In a few instances during the nineteenth century, the town failed to have a school committee but generally a committee was chosen at the town meeting or appointed by the selectmen. A few years it consisted of five persons, more frequently three, but for many years of only one. The reports of these committees appear in the town reports and in many cases reveal a clear view of the school problems. They are interesting reading and relate many homely situations much different from our day, and yet you are impressed more with the similarity than the contrast.
One of the most outstanding of these superintendents is Dr. William T. Merrill whose energy and enthusiasm led to the union of Academy and high-school having a specified course of study in 1885. Thus the completion of a unified system of twelve grades with promotion to the high school carried the school into a new era.
The year 1885 then marks the opening of a new arrangement. The union of Academy and high-school rounding out the public school system and twelve full years of work, school districts were abolished by law causing the establishment of one grammer (sic) school for the town with such primary schools as were deemed necessary. Promotion then from the first grade of the primary school to the last grade of the high school with graduation as an incentive became possible. The new plan was at once a success and has been continued with some modification ever since.

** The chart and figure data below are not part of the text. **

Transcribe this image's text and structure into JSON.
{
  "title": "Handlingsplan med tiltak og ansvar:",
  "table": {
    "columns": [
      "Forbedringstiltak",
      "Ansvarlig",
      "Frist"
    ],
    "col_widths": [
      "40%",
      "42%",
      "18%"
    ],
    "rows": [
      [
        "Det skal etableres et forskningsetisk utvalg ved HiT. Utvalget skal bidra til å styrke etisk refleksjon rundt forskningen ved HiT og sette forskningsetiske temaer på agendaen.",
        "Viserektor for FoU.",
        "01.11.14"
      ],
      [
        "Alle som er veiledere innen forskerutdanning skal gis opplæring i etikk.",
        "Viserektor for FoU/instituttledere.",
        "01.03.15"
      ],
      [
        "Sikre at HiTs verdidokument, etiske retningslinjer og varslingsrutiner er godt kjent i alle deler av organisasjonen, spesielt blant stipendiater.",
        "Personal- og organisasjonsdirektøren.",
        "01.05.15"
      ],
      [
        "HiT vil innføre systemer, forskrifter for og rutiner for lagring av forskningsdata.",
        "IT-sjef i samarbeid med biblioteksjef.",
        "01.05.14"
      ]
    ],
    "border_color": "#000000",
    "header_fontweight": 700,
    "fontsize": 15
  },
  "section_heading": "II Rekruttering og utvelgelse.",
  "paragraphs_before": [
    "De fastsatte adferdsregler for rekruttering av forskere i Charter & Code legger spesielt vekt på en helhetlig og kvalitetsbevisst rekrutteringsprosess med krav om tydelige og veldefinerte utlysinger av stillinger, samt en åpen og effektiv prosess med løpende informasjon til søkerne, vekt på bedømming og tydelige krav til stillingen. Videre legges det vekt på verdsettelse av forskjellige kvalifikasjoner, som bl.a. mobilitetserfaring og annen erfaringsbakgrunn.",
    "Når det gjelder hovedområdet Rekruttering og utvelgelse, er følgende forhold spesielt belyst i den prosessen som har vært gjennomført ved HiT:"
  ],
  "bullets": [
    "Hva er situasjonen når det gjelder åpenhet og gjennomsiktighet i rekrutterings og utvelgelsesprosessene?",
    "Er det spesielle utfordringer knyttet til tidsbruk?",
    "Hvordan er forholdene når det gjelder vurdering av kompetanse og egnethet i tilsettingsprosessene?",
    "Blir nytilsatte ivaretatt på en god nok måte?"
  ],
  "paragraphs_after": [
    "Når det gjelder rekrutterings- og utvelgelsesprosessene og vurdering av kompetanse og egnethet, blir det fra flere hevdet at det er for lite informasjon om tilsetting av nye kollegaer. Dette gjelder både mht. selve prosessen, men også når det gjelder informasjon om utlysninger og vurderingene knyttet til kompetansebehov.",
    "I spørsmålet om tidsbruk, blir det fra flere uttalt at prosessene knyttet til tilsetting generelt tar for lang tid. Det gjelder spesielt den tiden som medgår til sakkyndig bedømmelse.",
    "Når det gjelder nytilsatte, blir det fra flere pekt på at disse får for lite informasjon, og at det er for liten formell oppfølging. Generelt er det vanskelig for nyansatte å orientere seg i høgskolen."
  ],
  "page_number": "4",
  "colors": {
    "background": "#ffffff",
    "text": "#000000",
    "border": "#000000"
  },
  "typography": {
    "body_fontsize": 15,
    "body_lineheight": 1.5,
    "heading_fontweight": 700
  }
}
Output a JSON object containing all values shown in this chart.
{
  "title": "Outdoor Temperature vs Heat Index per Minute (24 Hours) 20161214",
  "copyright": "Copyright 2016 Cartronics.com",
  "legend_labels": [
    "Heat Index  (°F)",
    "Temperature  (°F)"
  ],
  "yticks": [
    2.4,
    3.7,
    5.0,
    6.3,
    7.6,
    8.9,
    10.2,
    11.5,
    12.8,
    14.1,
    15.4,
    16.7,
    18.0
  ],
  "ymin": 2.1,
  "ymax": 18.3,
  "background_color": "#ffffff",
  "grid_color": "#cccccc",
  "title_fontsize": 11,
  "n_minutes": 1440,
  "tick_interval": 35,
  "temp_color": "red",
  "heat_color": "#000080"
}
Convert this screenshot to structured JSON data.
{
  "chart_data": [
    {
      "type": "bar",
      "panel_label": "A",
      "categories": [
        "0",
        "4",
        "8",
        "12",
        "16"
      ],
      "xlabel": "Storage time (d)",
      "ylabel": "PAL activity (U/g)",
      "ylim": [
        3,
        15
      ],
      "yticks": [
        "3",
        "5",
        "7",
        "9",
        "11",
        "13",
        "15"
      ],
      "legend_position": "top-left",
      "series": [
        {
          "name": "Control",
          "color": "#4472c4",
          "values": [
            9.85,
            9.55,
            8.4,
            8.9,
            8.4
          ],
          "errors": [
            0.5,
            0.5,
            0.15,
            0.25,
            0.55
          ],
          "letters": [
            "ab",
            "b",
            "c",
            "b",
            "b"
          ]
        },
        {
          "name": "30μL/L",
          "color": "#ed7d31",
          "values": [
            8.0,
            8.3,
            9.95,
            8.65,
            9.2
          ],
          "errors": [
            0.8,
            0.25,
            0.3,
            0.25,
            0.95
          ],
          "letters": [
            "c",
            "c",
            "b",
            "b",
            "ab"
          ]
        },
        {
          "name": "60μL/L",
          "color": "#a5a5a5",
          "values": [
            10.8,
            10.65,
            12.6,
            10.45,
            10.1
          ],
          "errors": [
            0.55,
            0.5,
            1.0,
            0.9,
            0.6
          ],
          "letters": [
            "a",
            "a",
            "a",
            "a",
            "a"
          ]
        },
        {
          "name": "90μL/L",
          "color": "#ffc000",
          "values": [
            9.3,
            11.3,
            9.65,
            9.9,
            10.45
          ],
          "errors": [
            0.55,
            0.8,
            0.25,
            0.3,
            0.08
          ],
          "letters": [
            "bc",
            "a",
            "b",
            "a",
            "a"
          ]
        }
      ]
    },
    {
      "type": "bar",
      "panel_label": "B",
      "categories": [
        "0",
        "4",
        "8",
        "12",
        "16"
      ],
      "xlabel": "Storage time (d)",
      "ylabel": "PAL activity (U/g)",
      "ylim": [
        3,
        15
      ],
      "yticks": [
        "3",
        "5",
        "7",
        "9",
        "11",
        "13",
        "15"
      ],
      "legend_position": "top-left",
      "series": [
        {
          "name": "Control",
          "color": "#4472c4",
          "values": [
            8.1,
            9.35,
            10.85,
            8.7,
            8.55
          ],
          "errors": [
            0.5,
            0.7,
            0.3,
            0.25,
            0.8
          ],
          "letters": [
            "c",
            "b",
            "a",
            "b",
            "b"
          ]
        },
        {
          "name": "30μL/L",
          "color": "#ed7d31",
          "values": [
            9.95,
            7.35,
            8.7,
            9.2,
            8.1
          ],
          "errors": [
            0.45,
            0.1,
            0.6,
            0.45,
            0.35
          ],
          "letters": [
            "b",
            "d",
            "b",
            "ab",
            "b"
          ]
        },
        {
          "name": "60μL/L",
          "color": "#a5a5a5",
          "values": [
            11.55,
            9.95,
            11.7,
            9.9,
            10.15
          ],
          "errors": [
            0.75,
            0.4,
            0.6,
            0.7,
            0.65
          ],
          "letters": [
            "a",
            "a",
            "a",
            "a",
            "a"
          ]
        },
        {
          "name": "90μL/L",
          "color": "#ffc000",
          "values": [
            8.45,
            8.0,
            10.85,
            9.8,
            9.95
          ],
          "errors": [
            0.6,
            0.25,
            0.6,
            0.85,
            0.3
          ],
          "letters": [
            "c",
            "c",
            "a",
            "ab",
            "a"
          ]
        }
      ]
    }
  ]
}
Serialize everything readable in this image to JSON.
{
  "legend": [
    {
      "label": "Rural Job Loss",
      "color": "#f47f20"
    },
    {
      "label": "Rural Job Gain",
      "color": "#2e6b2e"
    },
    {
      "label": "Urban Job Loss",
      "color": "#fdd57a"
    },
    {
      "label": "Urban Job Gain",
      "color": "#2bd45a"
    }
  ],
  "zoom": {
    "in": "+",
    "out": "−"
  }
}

Another important event was the decision to combine all the schools in one modern building. There had been many inconveniences such as the pupils of the 7th and 8th grades marching up to the Academy from the grammer school to take classes in French, domestic arts, and manual training. It was decided to locate the new building on the site that had been used for schools for so many years. Commissioner Pringle spoke at the dedication, March 29, 1922 saying that Hampton was one of the pioneers in education in the state. With the opening of the school in September the ninth grade was move down from the Academy to relieve crowded conditions thereby creating the Hampton Junior High School. Thus we have the system that now  is: six individual grades, three years of Junior High School and three years in the Senior High School.